Cambridge-Hochstapler Jason Arday tot aufgefunden

Der ehemalige Cambridge-Professor Jason Arday ist im Alter von 41 Jahren in London gestorben. Wie die Londoner Metropolitan Police mitteilte, wurde Arday am Freitagnachmittag in einer Wohnung im Stadtteil Batte...

  • 2 min read
Cambridge-Hochstapler Jason Arday tot aufgefunden

Der ehemalige Cambridge-Professor Jason Arday ist im Alter von 41 Jahren in London gestorben. Wie die Londoner Metropolitan Police mitteilte, wurde Arday am Freitagnachmittag in einer Wohnung im Stadtteil Battersea im Süden der britischen Hauptstadt leblos aufgefunden.

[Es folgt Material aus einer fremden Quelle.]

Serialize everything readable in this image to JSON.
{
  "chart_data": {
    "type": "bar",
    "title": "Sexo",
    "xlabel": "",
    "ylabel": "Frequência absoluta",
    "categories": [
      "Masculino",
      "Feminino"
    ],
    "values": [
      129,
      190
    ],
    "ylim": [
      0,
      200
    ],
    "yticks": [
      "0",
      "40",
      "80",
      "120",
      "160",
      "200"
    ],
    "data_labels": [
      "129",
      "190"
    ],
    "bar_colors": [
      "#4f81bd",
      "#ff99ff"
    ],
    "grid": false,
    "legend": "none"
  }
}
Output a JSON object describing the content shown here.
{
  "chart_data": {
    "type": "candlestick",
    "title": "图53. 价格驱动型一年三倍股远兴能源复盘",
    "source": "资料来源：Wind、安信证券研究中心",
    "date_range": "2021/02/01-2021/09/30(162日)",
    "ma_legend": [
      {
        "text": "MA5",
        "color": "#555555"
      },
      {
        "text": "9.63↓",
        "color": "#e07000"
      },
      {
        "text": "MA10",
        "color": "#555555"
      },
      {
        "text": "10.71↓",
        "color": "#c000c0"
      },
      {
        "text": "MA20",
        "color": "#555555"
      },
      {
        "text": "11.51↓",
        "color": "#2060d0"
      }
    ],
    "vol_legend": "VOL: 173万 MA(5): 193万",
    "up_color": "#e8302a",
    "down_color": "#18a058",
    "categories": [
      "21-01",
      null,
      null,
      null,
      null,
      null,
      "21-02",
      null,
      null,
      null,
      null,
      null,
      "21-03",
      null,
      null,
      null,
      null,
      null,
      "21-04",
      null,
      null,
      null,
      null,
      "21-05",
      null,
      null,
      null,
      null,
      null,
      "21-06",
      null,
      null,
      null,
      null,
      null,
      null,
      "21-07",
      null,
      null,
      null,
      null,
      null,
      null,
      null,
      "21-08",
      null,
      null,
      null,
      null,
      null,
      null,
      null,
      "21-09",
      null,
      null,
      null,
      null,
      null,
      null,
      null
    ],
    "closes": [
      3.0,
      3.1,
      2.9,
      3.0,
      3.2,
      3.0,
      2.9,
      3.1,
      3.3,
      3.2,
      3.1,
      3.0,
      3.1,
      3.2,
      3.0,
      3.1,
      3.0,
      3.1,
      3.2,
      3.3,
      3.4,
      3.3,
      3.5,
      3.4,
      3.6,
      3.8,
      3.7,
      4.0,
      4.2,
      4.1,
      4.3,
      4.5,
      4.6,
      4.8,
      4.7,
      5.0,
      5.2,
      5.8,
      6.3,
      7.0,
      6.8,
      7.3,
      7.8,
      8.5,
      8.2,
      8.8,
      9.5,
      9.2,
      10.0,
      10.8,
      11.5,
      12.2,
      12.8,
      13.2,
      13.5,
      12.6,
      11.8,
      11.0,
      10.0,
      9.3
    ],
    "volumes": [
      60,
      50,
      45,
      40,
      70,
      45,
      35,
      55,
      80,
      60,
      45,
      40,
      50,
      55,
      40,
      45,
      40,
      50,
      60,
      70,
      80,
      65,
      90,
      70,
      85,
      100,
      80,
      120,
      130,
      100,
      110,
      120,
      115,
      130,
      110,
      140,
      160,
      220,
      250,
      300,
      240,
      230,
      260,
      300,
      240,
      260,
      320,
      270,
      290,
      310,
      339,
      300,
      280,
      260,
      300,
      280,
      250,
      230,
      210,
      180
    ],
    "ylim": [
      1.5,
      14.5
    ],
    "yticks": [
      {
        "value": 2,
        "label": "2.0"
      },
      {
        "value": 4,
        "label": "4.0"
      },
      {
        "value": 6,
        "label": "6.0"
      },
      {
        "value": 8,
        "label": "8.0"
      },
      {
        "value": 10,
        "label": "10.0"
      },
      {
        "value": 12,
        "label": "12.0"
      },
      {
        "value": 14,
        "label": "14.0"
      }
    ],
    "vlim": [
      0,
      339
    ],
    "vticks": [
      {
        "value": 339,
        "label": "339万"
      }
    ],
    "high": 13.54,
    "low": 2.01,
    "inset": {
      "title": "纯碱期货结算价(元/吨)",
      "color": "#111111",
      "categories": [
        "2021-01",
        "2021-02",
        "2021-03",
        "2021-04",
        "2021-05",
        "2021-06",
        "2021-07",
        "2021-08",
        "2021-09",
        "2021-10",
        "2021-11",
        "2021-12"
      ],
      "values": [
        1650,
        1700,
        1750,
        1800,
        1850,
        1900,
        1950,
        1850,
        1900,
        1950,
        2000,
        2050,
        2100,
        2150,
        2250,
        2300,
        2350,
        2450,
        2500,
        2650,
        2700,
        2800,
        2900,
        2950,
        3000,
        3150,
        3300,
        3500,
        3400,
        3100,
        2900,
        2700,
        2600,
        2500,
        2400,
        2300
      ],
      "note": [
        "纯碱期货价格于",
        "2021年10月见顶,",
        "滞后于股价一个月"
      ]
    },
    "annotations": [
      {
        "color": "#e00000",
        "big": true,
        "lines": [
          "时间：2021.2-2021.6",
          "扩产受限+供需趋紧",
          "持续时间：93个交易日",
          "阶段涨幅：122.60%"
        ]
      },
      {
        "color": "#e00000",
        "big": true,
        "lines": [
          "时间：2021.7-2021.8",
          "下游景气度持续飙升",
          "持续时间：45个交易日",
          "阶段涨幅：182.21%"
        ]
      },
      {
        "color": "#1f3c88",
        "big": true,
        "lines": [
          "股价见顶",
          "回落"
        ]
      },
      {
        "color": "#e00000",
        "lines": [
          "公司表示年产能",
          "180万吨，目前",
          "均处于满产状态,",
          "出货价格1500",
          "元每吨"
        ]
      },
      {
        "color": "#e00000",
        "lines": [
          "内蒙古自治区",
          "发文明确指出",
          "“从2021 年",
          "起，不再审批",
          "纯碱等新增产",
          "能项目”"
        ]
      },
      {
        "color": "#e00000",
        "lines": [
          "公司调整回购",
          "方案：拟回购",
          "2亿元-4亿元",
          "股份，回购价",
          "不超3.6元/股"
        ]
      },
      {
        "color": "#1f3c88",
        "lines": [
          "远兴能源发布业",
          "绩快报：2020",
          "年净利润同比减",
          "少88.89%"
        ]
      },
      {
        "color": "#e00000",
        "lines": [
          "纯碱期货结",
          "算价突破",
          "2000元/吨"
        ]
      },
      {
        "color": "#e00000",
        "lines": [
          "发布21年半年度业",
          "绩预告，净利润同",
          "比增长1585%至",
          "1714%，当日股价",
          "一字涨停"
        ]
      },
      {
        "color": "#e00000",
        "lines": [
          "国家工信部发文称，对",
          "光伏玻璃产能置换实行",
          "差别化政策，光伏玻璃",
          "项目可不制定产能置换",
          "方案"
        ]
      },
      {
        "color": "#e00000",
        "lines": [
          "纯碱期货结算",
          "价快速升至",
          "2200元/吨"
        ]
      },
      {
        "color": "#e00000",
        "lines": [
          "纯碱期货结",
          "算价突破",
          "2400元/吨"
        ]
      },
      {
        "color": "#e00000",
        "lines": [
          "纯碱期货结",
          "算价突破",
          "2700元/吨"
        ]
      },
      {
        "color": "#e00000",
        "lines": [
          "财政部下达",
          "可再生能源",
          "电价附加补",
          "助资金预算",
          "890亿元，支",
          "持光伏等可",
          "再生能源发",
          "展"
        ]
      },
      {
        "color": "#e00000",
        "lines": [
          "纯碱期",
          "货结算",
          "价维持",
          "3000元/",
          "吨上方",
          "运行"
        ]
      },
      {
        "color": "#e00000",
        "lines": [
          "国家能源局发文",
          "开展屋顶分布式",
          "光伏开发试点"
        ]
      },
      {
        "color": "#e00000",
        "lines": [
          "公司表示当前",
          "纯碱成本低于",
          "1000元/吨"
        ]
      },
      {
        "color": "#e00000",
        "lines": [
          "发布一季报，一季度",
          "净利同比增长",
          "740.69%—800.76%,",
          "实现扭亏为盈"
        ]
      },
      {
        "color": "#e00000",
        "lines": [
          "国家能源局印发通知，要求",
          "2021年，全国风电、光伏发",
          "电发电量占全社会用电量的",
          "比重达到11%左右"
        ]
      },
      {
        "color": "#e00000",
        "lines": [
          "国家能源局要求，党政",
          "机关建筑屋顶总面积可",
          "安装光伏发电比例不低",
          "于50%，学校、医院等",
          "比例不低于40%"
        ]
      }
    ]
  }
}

Rettungskräfte waren um 15.12 Uhr alarmiert worden. Am Fundort konnte jedoch nur noch sein Tod festgestellt werden, wie die britische Zeitung The Sun am Freitagabend berichtete.

Nach Angaben der Polizei wird der Todesfall derzeit als „unerwartet“ eingestuft. Hinweise auf verdächtige Umstände oder ein Fremdverschulden gebe es bislang nicht. Die Ermittlungen werden von der Central South Command Unit der Metropolitan Police geführt.  Die Angehörigen des Verstorbenen seien informiert worden und würden von der Polizei betreut.

Untersuchung eingeleitet

Ardays Tod erfolgt nur wenige Tage nach seinem Rücktritt als Professor für Bildungssoziologie an der Universität Cambridge. Der Wissenschaftler hatte sein Amt am 5. August niedergelegt, nachdem Vorwürfe des Plagiats und wissenschaftlichen Fehlverhaltens gegen ihn laut geworden waren. Die Universität hatte kurz zuvor eine Untersuchung zu seiner Berufung und seiner Tätigkeit eingeleitet.

Der Akademiker war 2023 als jüngster schwarzer Professor in der Geschichte der Universität Cambridge berufen worden und galt als eine der bekanntesten Stimmen im Bereich Bildung und soziale Gerechtigkeit in Großbritannien. In den vergangenen Wochen geriet Arday jedoch zunehmend unter Druck. Medienberichte hatten ihm vorgeworfen, in seiner Doktorarbeit zahlreiche Passagen verwendet zu haben, die mit Arbeiten anderer Studierender übereinstimmten. Einer Analyse zufolge soll es sich um rund 180 betroffene Textstellen gehandelt haben.

Arday räumte öffentlich Fehler in seiner wissenschaftlichen Arbeit ein, bestritt jedoch die gegen ihn erhobenen Vorwürfe. Er erklärte, seine autistische Veranlagung führe dazu, dass er Informationen häufig durch Nachahmung und Wiederholung verarbeite. Zudem kritisierte er die öffentliche Berichterstattung scharf und erklärte gegenüber britischen Medien, die Darstellung seiner Person als „Lügner und Fantast“ sei nicht akzeptabel.

Eigene Aussagen korrigiert

Neben den Plagiatsvorwürfen waren auch verschiedene Angaben zu seinen persönlichen Erfolgen infrage gestellt worden. So korrigierte Arday eigene Aussagen über einen Benefizlauf über 600 Meilen und die Höhe von Spendengeldern, die er nach eigenen Angaben für wohltätige Zwecke gesammelt hatte. Darüber hinaus sah er sich mit Vorwürfen konfrontiert, bei seinem Rücktrittsschreiben künstliche Intelligenz eingesetzt zu haben.

In seinem Rücktrittsschreiben erklärte Arday, der einzige Weg, das belastende Kapitel zu beenden, sei sein Rückzug aus dem Universitätsbetrieb.